Journal of the Electrochemical Society, Vol.141, No.6, 1663-1668, 1994
Rapid Thermal Annealing in Advanced Silicon Bipolar Technology
A rapid thermal anneal (RTA) process has been investigated in detail for the applications of emitter diffusion and TiSi2 anneals in an advanced double-polysilicon bipolar process. The significance of thin oxide at the emitter-polysilicon-to-silicon interface for a low thermal budget process using RTA is presented in this paper. A change in wafer loading temperature from 400 to 600-degrees-C at emitter polysilicon deposition increased the emitter resistance from 30 to 700 OMEGA for emitter diffusion using RTA at 1025-degrees-C for 30 s.
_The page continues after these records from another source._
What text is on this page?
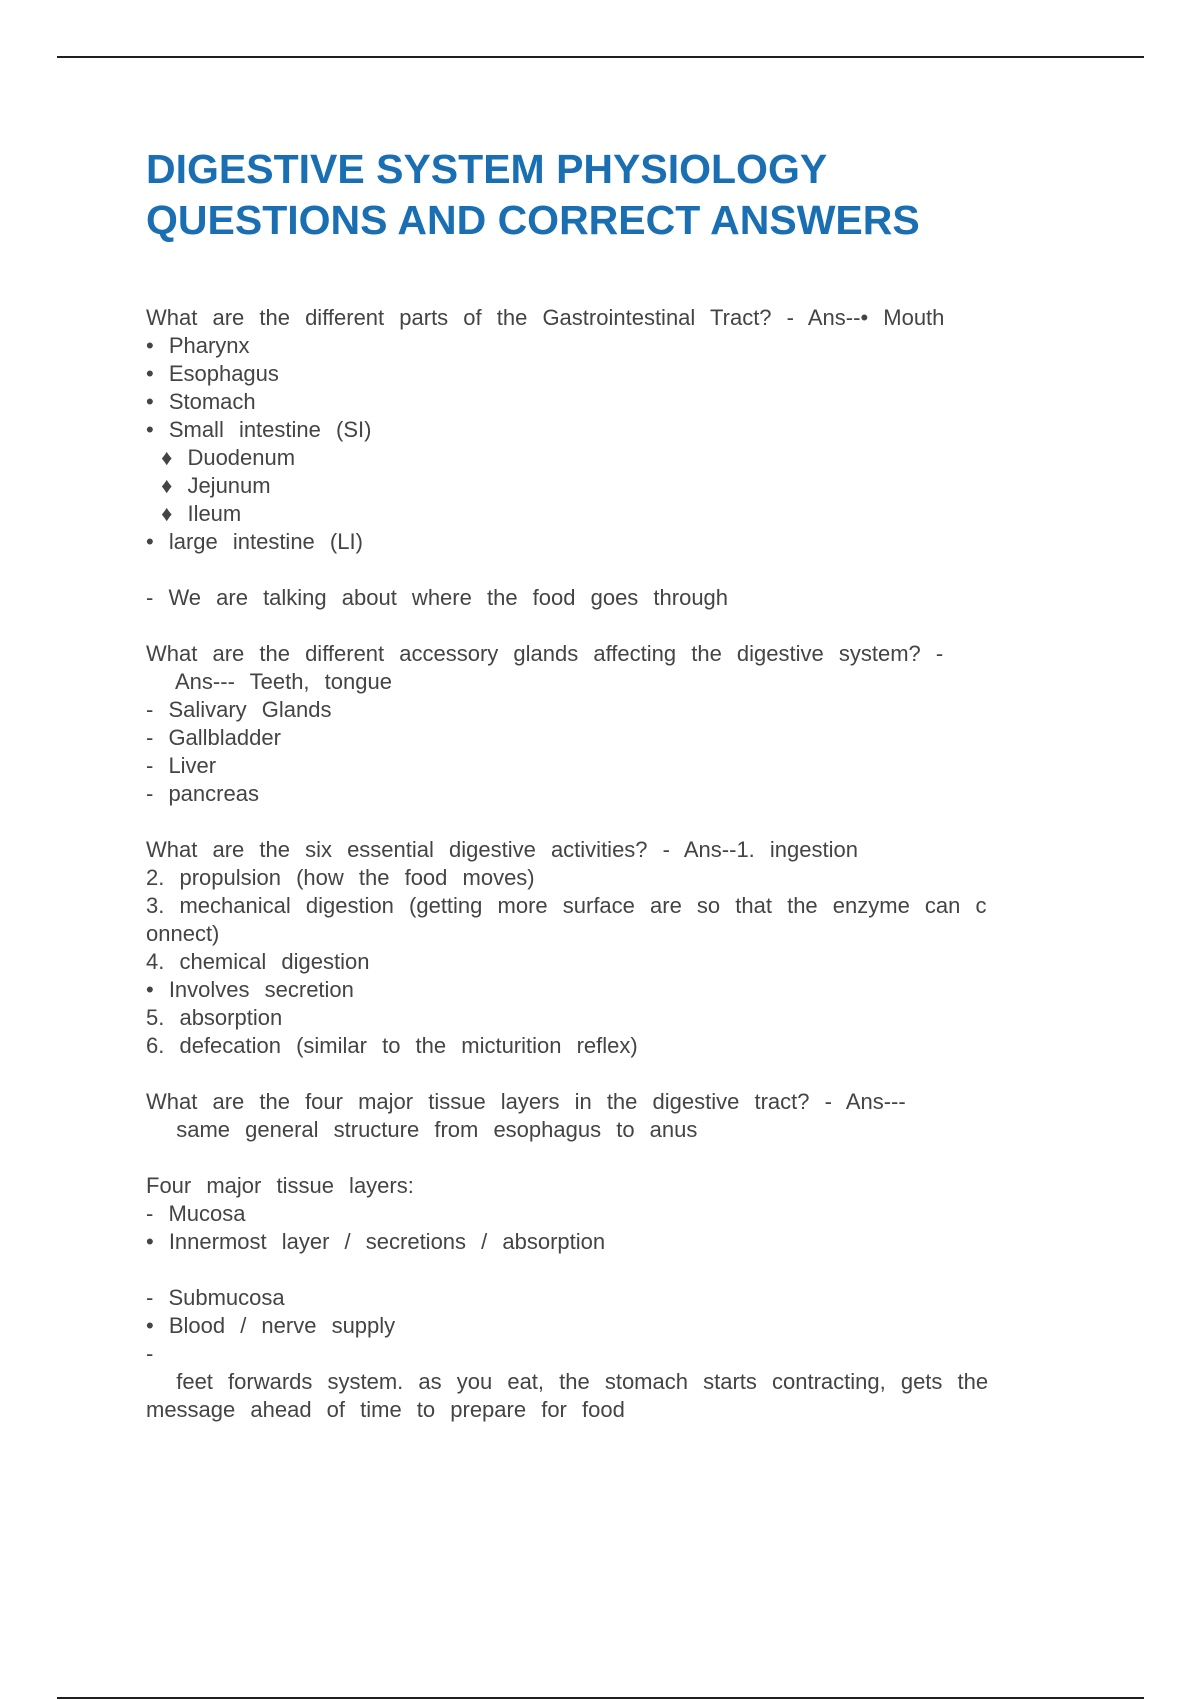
DIGESTIVE SYSTEM PHYSIOLOGY
QUESTIONS AND CORRECT ANSWERS
What are the different parts of the Gastrointestinal Tract? - Ans--• Mouth
• Pharynx
• Esophagus
• Stomach
• Small intestine (SI)
♦ Duodenum
♦ Jejunum
♦ Ileum
• large intestine (LI)
- We are talking about where the food goes through
What are the different accessory glands affecting the digestive system? -
Ans--- Teeth, tongue
- Salivary Glands
- Gallbladder
- Liver
- pancreas
What are the six essential digestive activities? - Ans--1. ingestion
2. propulsion (how the food moves)
3. mechanical digestion (getting more surface are so that the enzyme can c
onnect)
4. chemical digestion
• Involves secretion
5. absorption
6. defecation (similar to the micturition reflex)
What are the four major tissue layers in the digestive tract? - Ans---
same general structure from esophagus to anus
Four major tissue layers:
- Mucosa
• Innermost layer / secretions / absorption
- Submucosa
• Blood / nerve supply
-
feet forwards system. as you eat, the stomach starts contracting, gets the
message ahead of time to prepare for food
In contrast, emitter resistance of wafers that went through diffusion in a furnace at 1000-degrees-C for 15 min was insensitive to the wafer loading temperature at emitter polysilicon deposition. Such a large increase in emitter resistance for the RTA process is attributed to oxidation of the silicon surface during wafer loading at elevated temperatures at the emitter polysilicon deposition step. The interaction of RTA and subsequent heat cycles on the heavily doped polysilicon sheet resistance is discussed in the second section. Sheet resistance of arsenic- and boron-doped polysilicon increased by more than 50% when the wafers were annealed in a furnace at 800-degrees-C after the RTA emitter diffusion at 1050-degrees-C for 30 min. The reverse annealing was explained by the dopant deactivation from (i) segregation to grain boundaries and (ii) return to equilibrium concentration from supersaturation and dopant precipitation. The bipolar process employs an RTA heat cycle at 850-degrees-C for 10 s to transform the C49 phase of TiSi2 to the low resistivity C54 phase. The short RTA cycle resulted in superior silicide morphology and low contact resistance at the interface between TiSi2 and n+ polysilicon layers compared to a furnace anneal process.